James: I regard myself as apolitical - I would support anyone from any party whom I thought was pursuing the right course of action, but I would be willing to help although I rather suspect that the mainstream career politicians view people like me as too much of a threat as I'm apt to tell people the unpalatable truth. I did stand for the Referendum Party at the 1997 election but that was a single purpose party. I would be happy to do Question Time but like you I marvel at the recycling of the same faces on it.

Terry Smith

Alcuin: I agree wholeheartedly.

Where does Ann Pettifor come from? The information I can find online suggest she has never held a job in the real world by which I mean working in a for profit organisation, and lists amongst her accomplishments being a former advisor to Ken Livingston. Birds of a feather do flock together. She is well known to the BBC staff which is a telling sign, and we are dealing with the full blown champagne socialist with the apartment in W1 and cottage in the country. How convenient to get the BBC car to pick her up from W1, take her to the Newsnight studio and waft her back after she has dispensed wisdom to us about how to solve the debt crisis with such gems as having discovered this new source of money which the rest of us had overlooked-the Bank of England can just lend to the government. Utter buffoonery-you are right, my face does tend to betray my views. In a previous Newsnight appearance she told us that Keynes' theories were tried in the Great Depression and so must be employed now, thereby displaying total ignorance of both Keynes and the Great Depression (Keynes' main works were not published until 1933 and 1936), let alone a total lack of comprehension about what will work now. And described my views that the government is heavily indebted as 'rubbish'. I can only hope she's up for round three.

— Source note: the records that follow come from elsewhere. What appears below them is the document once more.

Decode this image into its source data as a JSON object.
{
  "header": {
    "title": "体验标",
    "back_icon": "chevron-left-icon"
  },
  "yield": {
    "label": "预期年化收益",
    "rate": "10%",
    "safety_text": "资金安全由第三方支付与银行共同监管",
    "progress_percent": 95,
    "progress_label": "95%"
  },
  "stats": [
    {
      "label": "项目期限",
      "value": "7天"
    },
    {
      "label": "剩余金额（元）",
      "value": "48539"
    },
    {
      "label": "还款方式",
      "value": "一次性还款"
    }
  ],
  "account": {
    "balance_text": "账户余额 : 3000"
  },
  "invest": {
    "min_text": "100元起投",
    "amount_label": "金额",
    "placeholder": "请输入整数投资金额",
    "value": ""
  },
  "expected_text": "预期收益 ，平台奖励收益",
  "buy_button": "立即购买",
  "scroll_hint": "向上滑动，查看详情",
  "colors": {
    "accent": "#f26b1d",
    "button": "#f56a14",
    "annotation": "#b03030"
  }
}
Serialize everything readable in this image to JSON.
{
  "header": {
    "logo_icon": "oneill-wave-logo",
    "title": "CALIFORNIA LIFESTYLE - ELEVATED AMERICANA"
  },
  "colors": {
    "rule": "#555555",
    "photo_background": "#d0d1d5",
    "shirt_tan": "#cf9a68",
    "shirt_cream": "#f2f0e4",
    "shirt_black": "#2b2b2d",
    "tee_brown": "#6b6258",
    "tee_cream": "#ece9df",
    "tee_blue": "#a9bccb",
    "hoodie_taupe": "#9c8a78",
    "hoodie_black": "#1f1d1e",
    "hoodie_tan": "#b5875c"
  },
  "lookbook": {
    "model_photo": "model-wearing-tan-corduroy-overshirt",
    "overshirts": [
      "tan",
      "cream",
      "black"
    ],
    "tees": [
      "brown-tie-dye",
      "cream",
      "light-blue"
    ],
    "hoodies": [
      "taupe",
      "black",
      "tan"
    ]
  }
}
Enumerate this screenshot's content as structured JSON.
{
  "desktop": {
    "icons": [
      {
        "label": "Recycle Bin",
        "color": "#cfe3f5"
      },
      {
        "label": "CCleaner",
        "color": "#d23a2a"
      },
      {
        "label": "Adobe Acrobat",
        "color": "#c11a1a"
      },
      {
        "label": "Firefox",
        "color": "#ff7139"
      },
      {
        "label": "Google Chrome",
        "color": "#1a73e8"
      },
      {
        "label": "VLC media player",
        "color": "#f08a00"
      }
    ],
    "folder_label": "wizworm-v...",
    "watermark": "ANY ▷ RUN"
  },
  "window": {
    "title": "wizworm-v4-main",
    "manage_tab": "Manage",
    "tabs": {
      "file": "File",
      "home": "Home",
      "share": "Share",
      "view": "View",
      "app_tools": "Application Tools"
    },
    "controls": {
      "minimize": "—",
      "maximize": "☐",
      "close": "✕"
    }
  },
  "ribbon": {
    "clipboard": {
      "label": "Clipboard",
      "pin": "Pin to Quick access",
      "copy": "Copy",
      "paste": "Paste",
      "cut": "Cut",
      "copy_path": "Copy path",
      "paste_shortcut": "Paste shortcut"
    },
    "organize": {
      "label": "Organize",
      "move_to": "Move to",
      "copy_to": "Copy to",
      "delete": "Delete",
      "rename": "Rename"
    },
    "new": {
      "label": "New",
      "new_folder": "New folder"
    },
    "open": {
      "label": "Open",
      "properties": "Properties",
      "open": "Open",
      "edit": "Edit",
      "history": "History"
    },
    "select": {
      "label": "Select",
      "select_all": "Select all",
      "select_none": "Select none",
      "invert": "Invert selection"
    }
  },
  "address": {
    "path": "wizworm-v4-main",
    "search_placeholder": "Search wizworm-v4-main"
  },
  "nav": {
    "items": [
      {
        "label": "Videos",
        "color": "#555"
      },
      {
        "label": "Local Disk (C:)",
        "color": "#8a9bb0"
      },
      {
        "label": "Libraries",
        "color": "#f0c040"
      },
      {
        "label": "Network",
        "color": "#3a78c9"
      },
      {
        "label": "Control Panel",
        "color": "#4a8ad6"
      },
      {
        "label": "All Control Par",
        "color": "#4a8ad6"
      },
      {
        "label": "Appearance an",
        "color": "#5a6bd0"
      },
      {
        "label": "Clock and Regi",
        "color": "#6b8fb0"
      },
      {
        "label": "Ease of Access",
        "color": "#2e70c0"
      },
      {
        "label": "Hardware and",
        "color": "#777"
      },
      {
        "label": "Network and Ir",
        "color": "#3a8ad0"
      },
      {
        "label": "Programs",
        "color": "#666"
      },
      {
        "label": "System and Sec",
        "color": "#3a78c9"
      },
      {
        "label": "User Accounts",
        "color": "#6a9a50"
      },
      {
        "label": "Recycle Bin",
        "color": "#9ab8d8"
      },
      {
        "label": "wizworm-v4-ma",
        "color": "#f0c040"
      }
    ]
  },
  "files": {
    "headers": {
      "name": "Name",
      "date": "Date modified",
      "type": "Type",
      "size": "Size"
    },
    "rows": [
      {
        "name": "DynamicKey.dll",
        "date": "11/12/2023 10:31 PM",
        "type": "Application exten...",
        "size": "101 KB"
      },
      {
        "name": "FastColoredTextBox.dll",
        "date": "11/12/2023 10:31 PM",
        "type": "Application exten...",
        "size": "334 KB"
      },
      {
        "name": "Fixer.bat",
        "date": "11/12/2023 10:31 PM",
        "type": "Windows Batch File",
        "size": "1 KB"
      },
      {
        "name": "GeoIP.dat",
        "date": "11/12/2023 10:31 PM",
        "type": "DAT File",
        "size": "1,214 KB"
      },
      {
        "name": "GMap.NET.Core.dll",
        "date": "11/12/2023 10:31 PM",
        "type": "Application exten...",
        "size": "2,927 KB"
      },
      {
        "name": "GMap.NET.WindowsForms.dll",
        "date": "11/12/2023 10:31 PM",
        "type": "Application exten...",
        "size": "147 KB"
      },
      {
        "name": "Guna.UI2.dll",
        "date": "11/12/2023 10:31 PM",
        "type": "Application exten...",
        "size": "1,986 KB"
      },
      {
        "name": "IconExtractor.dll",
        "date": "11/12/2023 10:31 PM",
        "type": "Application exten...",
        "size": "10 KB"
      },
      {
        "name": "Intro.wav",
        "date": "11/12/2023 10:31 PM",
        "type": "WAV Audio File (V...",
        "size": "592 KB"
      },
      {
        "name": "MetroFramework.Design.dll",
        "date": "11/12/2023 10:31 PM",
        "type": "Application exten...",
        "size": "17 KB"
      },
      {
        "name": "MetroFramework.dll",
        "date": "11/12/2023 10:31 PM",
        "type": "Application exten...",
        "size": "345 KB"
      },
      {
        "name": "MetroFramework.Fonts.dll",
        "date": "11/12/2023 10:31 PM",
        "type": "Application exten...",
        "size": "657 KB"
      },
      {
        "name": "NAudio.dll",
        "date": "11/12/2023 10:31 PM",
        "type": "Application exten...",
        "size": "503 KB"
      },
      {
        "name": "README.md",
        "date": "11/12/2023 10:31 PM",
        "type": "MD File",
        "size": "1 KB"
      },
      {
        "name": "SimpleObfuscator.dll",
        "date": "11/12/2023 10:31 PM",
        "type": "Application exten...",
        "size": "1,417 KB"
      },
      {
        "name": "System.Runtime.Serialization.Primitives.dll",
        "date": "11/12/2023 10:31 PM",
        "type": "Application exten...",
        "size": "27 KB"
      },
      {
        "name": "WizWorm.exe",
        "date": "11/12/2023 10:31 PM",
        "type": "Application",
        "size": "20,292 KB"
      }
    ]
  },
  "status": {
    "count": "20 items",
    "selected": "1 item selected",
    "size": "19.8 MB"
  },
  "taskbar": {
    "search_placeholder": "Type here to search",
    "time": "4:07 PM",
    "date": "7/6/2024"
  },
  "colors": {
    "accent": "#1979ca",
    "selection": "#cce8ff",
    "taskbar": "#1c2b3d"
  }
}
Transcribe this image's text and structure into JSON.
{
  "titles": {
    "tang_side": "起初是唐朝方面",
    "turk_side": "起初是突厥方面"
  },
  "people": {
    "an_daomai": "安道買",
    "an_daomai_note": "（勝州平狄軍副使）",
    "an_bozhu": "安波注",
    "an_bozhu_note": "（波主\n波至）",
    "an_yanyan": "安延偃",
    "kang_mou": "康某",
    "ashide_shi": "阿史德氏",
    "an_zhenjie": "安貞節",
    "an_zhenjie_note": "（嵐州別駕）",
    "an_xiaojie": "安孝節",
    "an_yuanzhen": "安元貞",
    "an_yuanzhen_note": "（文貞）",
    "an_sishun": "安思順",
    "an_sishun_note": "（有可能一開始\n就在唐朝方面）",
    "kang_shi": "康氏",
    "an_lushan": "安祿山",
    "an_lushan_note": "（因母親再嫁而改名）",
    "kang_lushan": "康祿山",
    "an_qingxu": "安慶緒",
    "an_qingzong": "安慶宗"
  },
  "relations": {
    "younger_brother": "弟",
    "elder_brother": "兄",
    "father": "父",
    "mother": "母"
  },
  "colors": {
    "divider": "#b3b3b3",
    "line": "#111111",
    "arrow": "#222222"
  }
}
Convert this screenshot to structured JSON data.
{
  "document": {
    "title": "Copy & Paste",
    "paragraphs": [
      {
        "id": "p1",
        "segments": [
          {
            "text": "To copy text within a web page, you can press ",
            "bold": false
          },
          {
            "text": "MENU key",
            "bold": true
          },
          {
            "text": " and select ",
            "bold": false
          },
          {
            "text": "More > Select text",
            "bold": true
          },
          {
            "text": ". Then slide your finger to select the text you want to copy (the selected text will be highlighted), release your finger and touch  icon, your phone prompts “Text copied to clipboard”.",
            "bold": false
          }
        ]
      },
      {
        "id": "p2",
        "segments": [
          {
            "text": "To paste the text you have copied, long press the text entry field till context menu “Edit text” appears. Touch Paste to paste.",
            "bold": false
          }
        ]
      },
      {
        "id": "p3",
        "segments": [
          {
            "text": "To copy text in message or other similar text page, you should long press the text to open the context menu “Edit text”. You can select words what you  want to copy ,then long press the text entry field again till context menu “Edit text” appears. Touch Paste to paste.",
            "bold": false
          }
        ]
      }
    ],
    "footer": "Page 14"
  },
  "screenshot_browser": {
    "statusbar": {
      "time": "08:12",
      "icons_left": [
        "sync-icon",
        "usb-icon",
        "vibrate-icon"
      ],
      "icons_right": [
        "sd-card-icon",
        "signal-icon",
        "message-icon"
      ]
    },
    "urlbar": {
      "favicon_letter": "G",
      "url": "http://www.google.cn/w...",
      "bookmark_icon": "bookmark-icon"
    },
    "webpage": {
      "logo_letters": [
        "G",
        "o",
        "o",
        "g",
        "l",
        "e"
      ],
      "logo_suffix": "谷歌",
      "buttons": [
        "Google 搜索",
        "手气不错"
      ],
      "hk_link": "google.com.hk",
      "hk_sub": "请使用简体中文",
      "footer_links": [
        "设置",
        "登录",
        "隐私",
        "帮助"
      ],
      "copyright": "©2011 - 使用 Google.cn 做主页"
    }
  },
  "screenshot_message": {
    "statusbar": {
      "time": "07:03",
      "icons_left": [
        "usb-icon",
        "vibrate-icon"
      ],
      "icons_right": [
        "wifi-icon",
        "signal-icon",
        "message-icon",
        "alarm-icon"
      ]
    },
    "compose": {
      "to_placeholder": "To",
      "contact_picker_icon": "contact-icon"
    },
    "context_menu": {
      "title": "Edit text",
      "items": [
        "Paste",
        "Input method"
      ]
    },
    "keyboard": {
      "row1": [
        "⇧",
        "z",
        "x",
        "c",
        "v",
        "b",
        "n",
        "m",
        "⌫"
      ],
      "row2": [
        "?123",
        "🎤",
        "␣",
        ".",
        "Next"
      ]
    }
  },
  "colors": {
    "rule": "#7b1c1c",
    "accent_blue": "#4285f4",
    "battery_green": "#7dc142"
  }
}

Funnily enough I had a remarkably similar thought about Question Time. The approach seems to be along the lines of saying "Let's have a vote, who wants more money?" and then when there is a massive majority from the show of hands, or in Question Times' case the loud applause, assuming that's the matter resolved. You are right about David Starkey and about Dimbleby-a state broadcaster which was genuinely trying to maintain balance would get rid of him immediately. I watched him in a programme about South America warbling on about how Chile had achieved an economic miracle in spite of the repression of General Pinochet. In reality, Chile owes its economic strength to Pinochet's reforms, but we're not allowed to say that as it does not accord with the BBC rewriting of history.

It is essential to see the Augean stables of the BBC cleaned of this bias if viewers are to have any chance of grasping the enormity of the problem we now face. I would be more than willing to take on Balls, Dimbleby and Ann Pettifor together single handed. However, being proved right after the disaster has overwhelmed us will be much less satisfying than getting people to see what's coming and take some action to prevent or reduce it.

Terry Smith

To MickC: Yes sending someone with no grasp of the numbers and/or an inability to explain them was an elementary mistake. Of course, all these people specify whom they are willing to appear with on Newsnight with so I take it that Matthew Hancock and his colleagues will now put me in the too dangerous category.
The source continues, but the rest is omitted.